Gene function was annotated based on the following databases: NR (NCBI non-redundant protein sequences); Pfam (Protein family) (Coggill et al., 2012); KOG/COG/eggNOG (Clusters of Orthologous Groups of Proteins) (Fedorova et al., 2004); Swiss-Prot (a manually annotated and reviewed protein sequence database) (Bairoch et al., 2003); KEGG (Kyoto Encyclopedia of Genes and Genomes) (Kanehisa, 2000); and GO (Gene Ontology).

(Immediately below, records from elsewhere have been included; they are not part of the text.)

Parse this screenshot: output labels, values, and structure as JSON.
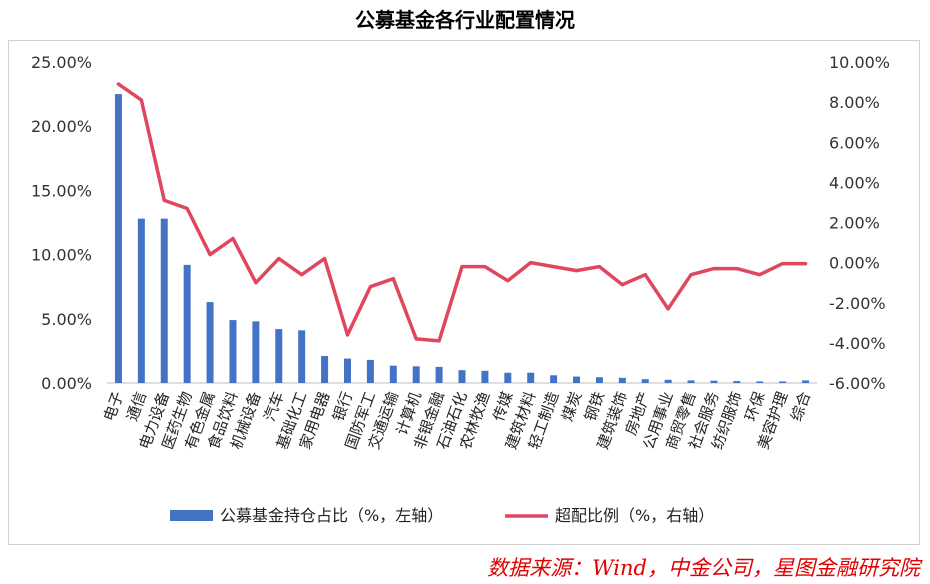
{
  "chart_data": {
    "type": "bar+line",
    "title": "公募基金各行业配置情况",
    "categories": [
      "电子",
      "通信",
      "电力设备",
      "医药生物",
      "有色金属",
      "食品饮料",
      "机械设备",
      "汽车",
      "基础化工",
      "家用电器",
      "银行",
      "国防军工",
      "交通运输",
      "计算机",
      "非银金融",
      "石油石化",
      "农林牧渔",
      "传媒",
      "建筑材料",
      "轻工制造",
      "煤炭",
      "钢铁",
      "建筑装饰",
      "房地产",
      "公用事业",
      "商贸零售",
      "社会服务",
      "纺织服饰",
      "环保",
      "美容护理",
      "综合"
    ],
    "series": [
      {
        "name": "公募基金持仓占比（%，左轴）",
        "axis": "left",
        "type": "bar",
        "color": "#4472C4",
        "values": [
          22.5,
          12.8,
          12.8,
          9.2,
          6.3,
          4.9,
          4.8,
          4.2,
          4.1,
          2.1,
          1.9,
          1.8,
          1.35,
          1.3,
          1.25,
          1.0,
          0.95,
          0.8,
          0.8,
          0.6,
          0.5,
          0.45,
          0.4,
          0.3,
          0.25,
          0.2,
          0.18,
          0.15,
          0.12,
          0.12,
          0.2
        ]
      },
      {
        "name": "超配比例（%，右轴）",
        "axis": "right",
        "type": "line",
        "color": "#E0465E",
        "values": [
          8.9,
          8.1,
          3.1,
          2.7,
          0.4,
          1.2,
          -1.0,
          0.2,
          -0.6,
          0.2,
          -3.6,
          -1.2,
          -0.8,
          -3.8,
          -3.9,
          -0.2,
          -0.2,
          -0.9,
          0.0,
          -0.2,
          -0.4,
          -0.2,
          -1.1,
          -0.6,
          -2.3,
          -0.6,
          -0.3,
          -0.3,
          -0.6,
          -0.05,
          -0.05
        ]
      }
    ],
    "y_left": {
      "min": 0,
      "max": 25,
      "ticks": [
        "0.00%",
        "5.00%",
        "10.00%",
        "15.00%",
        "20.00%",
        "25.00%"
      ]
    },
    "y_right": {
      "min": -6,
      "max": 10,
      "ticks": [
        "-6.00%",
        "-4.00%",
        "-2.00%",
        "0.00%",
        "2.00%",
        "4.00%",
        "6.00%",
        "8.00%",
        "10.00%"
      ]
    },
    "grid": false,
    "legend_position": "bottom"
  },
  "source": "数据来源：Wind，中金公司，星图金融研究院"
}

Quantification of Gene Expression Levels and Differential Expression Analysis

Gene expression levels were estimated by RSEM for each sample (Li and Dewey, 2011). The read count for each unigene comes from the mapping results and then normalized to FPKM (expected number of Fragments Per Kilobase of transcript sequence per Millions base pairs sequenced) (Trapnell et al., 2010).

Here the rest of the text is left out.